26. Our findings confirm and extend our previous results showing that on aggregate MENA proved reserves are substantial and their combined dynamic life is a little beyond the traditional 30‐year strategic planning horizon for E&D. However, reserve depletion in more than half our large sample of countries has critically neared ‐ if not already reached ‐ the point that warrants drastic actions to curb demand and support a supply response. The opportunities for the latter will be driven by a vast potential for reserve expansion. On a country‐by‐country basis the potential appears to be the greatest in Iran, Saudi Arabia and Qatar, followed by Iraq, the UAE and Algeria. Prospects also seem favorable in Egypt, Oman and Libya. As the opportunities available will be increased by unconventional gas, they will entail significant challenges. Confronting the region’s natural gas paradox ‐ a paradox of scarcity amidst plenty – requires both a demand and supply response. As far as the supply side is concerned, MENA policy makers need to rethink critically their E&D policies and the corresponding economic incentives.

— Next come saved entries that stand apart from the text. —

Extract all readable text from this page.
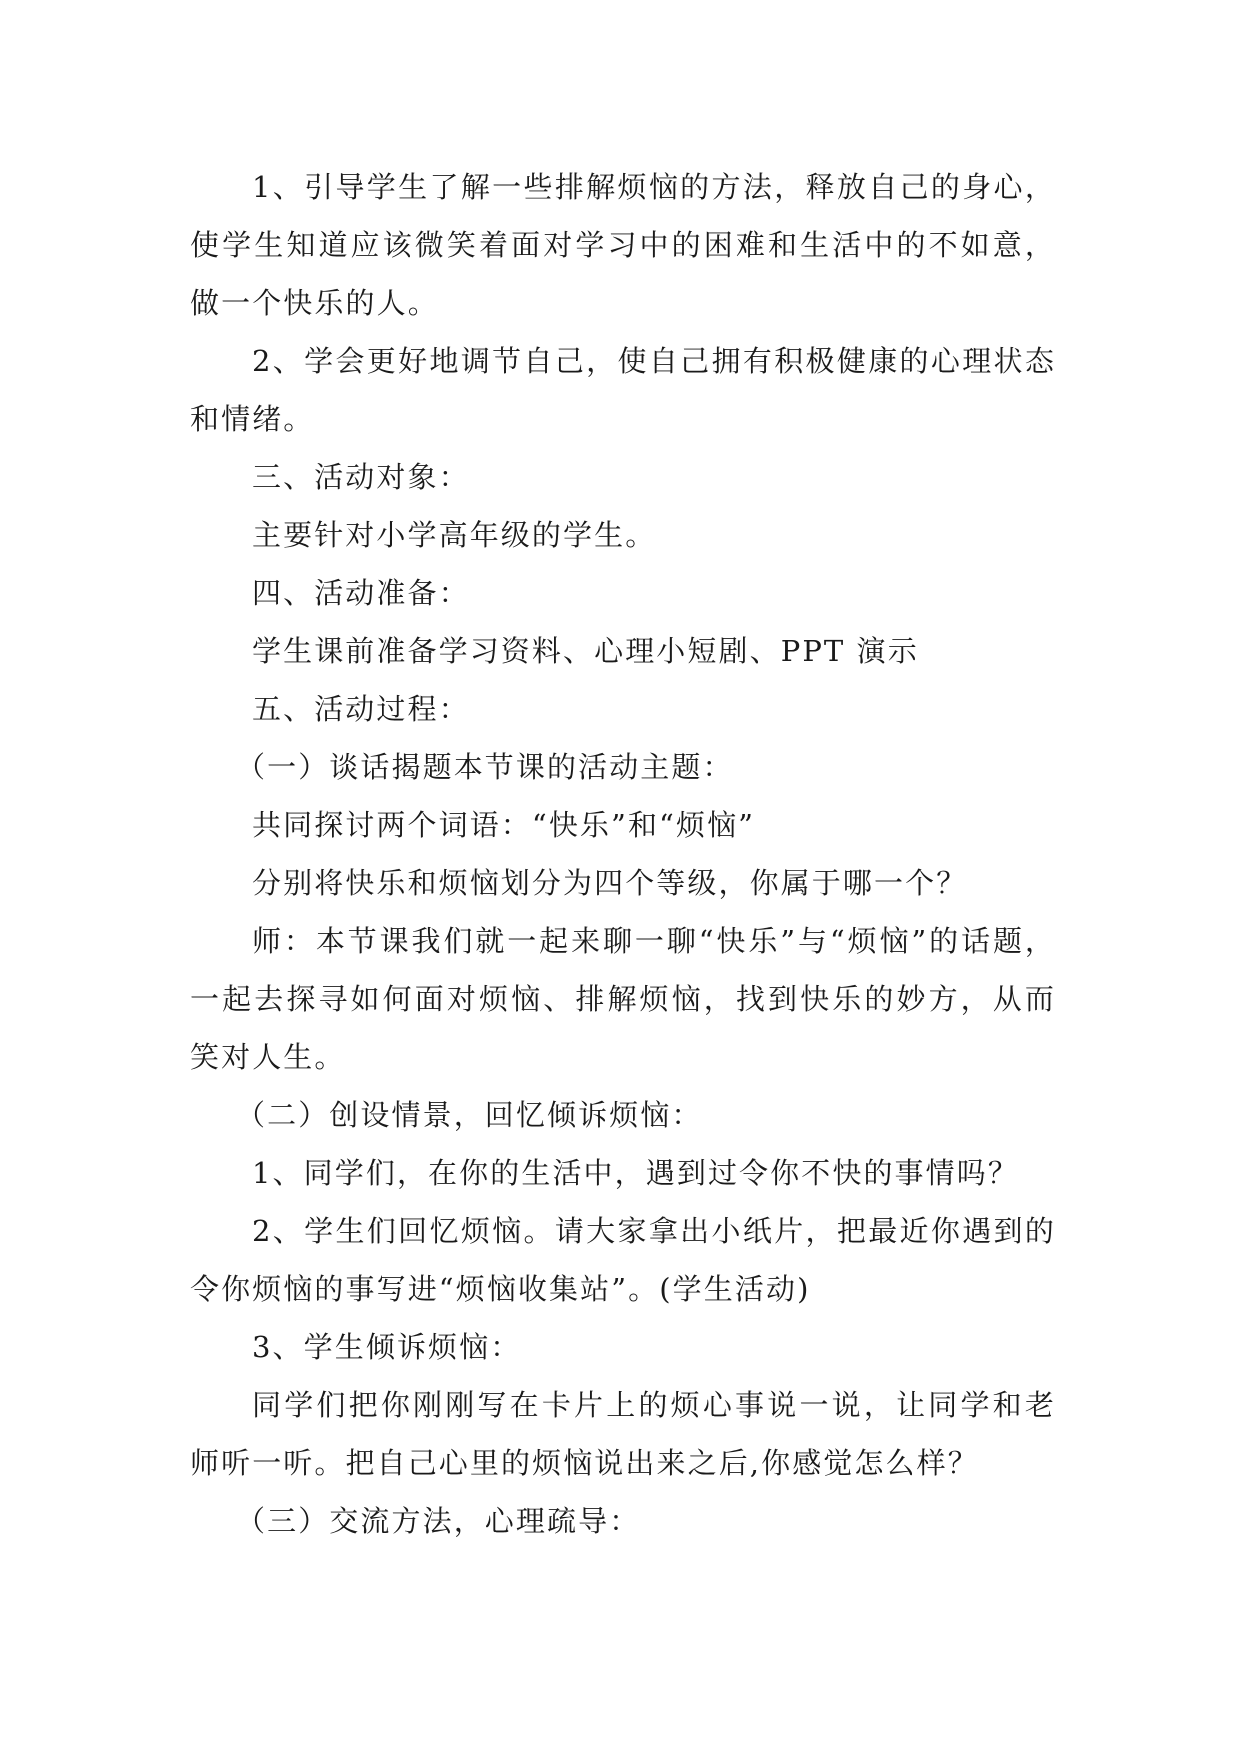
1、引导学生了解一些排解烦恼的方法，释放自己的身心，使学生知道应该微笑着面对学习中的困难和生活中的不如意，做一个快乐的人。

2、学会更好地调节自己，使自己拥有积极健康的心理状态和情绪。

三、活动对象：

主要针对小学高年级的学生。

四、活动准备：

学生课前准备学习资料、心理小短剧、PPT 演示

五、活动过程：

（一）谈话揭题本节课的活动主题：

共同探讨两个词语：“快乐”和“烦恼”

分别将快乐和烦恼划分为四个等级，你属于哪一个？

师：本节课我们就一起来聊一聊“快乐”与“烦恼”的话题，一起去探寻如何面对烦恼、排解烦恼，找到快乐的妙方，从而笑对人生。

（二）创设情景，回忆倾诉烦恼：

1、同学们，在你的生活中，遇到过令你不快的事情吗？

2、学生们回忆烦恼。请大家拿出小纸片，把最近你遇到的令你烦恼的事写进“烦恼收集站”。(学生活动)

3、学生倾诉烦恼：

同学们把你刚刚写在卡片上的烦心事说一说，让同学和老师听一听。把自己心里的烦恼说出来之后,你感觉怎么样？

（三）交流方法，心理疏导：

10 Email correspondence with the author dated 9 December 2010 and 28 November 2012. For further insight see Ahlbrandt, Thomas S. (2010), “The Petroleum Endowments of the Total Petroleum Systems in the Middle East and North Africa Tethys”, The American Association of Petroleum Geologists Convention, New Orleans 11‐14 April.